If you do decide to go ahead and prepay, rather than pay off the loan entirely, you will need to decide how best to go about making the payments. The easiest way to prepay your mortgage -- without busting the bank -- is to raise your regular monthly payment.

Don't waste your time with biweekly mortgage-payment services. The fees are outrageous -- most charge an upfront fee ranging from $195 to $300, as well as an administrative fee (ranging from 79 cents to as much as $3.95 for each payment!). Essentially, all bi-monthly plans do is trick you into making the equivalent of one additional monthly payment each year. So trick yourself instead and save the fees.

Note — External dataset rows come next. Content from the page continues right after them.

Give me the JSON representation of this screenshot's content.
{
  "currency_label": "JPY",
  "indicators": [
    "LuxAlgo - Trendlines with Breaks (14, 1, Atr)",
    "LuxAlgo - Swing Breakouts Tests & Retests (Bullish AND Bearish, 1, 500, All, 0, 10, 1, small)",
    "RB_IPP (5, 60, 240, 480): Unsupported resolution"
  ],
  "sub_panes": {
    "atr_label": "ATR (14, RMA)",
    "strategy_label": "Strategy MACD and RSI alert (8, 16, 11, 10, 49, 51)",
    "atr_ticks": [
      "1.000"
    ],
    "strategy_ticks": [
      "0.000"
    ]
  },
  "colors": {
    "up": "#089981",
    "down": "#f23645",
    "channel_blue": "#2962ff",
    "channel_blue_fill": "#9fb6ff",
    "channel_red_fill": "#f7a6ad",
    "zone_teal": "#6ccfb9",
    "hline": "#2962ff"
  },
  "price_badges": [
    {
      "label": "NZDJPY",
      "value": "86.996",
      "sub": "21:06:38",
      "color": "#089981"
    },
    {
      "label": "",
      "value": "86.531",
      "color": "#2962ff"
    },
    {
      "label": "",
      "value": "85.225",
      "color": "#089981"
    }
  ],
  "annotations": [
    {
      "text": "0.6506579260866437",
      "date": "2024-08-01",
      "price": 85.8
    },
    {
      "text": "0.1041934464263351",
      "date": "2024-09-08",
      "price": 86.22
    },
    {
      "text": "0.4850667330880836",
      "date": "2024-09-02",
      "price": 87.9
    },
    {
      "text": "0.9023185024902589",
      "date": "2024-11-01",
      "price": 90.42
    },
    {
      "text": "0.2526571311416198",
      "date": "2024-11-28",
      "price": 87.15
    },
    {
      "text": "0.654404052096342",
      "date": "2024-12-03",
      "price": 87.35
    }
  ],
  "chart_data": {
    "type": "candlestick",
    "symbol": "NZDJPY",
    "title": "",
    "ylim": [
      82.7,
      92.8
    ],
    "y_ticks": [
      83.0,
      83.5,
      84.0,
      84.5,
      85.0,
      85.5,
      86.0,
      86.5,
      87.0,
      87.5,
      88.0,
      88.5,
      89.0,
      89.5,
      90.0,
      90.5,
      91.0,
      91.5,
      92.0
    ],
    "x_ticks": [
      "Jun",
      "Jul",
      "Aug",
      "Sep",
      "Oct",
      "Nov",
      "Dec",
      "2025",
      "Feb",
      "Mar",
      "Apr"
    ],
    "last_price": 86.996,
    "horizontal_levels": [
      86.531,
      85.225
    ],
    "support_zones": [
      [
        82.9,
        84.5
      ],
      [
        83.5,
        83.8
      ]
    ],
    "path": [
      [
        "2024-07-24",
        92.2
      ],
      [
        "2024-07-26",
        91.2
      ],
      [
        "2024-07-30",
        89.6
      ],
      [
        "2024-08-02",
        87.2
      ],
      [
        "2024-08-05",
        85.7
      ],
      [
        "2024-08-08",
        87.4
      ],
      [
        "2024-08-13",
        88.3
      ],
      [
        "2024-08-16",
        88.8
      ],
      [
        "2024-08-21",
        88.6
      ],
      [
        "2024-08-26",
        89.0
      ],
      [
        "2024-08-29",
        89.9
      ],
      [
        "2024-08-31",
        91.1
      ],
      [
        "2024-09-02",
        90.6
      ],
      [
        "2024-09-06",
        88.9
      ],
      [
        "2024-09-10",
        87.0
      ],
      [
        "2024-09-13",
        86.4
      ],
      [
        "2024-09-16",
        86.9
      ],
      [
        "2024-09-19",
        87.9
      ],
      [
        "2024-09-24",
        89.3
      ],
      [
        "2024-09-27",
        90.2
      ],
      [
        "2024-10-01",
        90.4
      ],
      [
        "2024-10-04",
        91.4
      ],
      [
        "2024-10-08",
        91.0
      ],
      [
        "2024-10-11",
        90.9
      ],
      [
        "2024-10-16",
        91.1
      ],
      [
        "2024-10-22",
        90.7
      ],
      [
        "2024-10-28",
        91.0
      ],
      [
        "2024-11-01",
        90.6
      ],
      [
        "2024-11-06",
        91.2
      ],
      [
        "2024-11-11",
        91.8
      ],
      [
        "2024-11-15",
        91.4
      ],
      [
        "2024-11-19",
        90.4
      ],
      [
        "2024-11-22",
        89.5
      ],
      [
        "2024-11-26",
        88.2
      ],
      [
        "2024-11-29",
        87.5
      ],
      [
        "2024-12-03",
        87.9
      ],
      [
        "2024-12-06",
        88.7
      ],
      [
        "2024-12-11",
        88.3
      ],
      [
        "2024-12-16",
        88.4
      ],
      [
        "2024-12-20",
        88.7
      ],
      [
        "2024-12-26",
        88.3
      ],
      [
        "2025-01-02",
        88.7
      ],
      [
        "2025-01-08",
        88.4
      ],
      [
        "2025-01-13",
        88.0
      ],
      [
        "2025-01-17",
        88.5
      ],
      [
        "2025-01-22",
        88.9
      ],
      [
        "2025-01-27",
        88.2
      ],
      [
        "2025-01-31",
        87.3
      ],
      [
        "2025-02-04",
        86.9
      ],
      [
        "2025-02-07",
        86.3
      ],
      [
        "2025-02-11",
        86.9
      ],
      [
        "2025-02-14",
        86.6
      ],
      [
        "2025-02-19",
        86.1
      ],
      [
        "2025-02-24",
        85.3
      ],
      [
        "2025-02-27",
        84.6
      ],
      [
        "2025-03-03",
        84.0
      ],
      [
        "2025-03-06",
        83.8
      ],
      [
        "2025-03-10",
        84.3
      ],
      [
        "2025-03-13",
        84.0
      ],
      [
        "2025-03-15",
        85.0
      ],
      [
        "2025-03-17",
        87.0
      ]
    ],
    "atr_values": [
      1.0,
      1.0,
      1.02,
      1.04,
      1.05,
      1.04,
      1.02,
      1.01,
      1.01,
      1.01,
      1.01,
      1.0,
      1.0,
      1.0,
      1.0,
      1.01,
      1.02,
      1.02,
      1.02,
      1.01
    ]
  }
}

Divide your monthly payment into 12 equal parts, then increase the amount of money paid to your mortgage company each month by that amount. For example, say your monthly mortgage payment is $1,200. Divide $1,200 by 12 months and you get $100. Bump your monthly mortgage payment up by $100, to $1,300 a month, and you're painlessly on your way to repaying your loan early, thereby saving thousands in interest. Be sure to inform your lender that the additional monthly cash is meant to be applied to your principal, and not future interest -- this is important step, so don't skip it. And check first to ensure your lender doesn't charge any prepayment penalties before making any additional monthly payments.